El último titubeo fue tan leve que él sólo lo percibió porque la estaba escuchando con atención mientras la observaba. No tenían doce, sino algo menos, tal vez diez.
– ¿Y sus padres?
– Hace muchos años que murieron.
Aquello también era verdad. Cada vez tenía más claro por qué Emily Beauregard quería el puesto de posadera. Pero…
Jonas suspiró y se inclinó hacia delante. Apoyó ambos antebrazos en el escritorio y entrelazó las manos.
– Señorita Beauregard…
– Señor Tallent.
Sorprendido por el tono tajante, él se interrumpió y alzó la vista a la brillante mirada color avellana.

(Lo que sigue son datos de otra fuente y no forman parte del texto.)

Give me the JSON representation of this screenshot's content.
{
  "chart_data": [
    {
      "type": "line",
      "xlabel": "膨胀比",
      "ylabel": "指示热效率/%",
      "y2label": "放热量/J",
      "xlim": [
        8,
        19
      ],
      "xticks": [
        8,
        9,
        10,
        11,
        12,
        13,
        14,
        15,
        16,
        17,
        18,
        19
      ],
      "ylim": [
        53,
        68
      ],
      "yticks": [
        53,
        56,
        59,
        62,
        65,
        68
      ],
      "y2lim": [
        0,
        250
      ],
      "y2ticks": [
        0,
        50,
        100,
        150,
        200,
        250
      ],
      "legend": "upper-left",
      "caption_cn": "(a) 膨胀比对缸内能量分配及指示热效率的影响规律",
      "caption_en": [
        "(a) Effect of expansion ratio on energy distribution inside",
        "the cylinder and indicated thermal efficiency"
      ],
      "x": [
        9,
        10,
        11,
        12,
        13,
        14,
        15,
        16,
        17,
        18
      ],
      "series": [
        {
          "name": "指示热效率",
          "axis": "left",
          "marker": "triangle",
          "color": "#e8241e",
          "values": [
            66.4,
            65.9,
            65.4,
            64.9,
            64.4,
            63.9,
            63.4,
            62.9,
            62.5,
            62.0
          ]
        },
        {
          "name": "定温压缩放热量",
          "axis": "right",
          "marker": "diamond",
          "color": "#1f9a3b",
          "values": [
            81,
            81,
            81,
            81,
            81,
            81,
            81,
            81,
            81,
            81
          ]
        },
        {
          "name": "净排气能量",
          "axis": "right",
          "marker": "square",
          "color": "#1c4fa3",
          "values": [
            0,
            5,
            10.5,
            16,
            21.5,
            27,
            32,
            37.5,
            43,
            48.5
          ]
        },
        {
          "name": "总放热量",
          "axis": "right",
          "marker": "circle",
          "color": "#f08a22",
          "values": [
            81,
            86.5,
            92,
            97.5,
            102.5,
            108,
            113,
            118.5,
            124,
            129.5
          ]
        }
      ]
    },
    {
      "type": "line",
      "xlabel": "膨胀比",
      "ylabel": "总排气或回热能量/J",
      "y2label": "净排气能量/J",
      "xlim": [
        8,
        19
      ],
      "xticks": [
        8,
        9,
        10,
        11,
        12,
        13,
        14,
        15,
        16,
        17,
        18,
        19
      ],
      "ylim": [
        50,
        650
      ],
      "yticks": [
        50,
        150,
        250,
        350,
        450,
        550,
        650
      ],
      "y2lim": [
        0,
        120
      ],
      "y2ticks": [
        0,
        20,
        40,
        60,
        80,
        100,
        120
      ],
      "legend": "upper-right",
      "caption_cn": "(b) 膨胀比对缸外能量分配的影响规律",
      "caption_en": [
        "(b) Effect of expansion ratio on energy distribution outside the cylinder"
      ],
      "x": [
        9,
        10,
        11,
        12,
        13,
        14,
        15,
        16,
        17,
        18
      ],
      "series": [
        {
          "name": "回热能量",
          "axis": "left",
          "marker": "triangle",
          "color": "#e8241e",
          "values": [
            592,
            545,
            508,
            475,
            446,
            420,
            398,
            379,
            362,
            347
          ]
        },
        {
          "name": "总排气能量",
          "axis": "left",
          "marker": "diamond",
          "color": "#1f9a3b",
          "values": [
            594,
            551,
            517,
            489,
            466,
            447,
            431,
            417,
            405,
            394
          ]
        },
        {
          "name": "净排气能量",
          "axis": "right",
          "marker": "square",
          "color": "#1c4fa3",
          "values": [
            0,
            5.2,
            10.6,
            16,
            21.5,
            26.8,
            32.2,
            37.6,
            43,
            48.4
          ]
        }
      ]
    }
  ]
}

Una vez que captó toda su atención, ella continuó:
– Creo que estamos perdiendo demasiado tiempo andándonos con rodeos. Lo cierto es que usted necesita un posadero con urgencia, y aquí estoy yo, más que dispuesta a aceptar el trabajo. ¿De verdad me va a rechazar porque soy una mujer y tengo hermanos pequeños a mi cargo? Mi hermana tiene veintitrés años, y me ayudará en todo lo que pueda. Lo mismo hará mi hermano de quince años, quien al margen del tiempo que dedicará a los estudios, también nos echará una mano. Mis hermanas pequeñas son gemelas y, aunque son las menores, también nos ayudarán. Si me contrata a mí, también los contrata a ellos.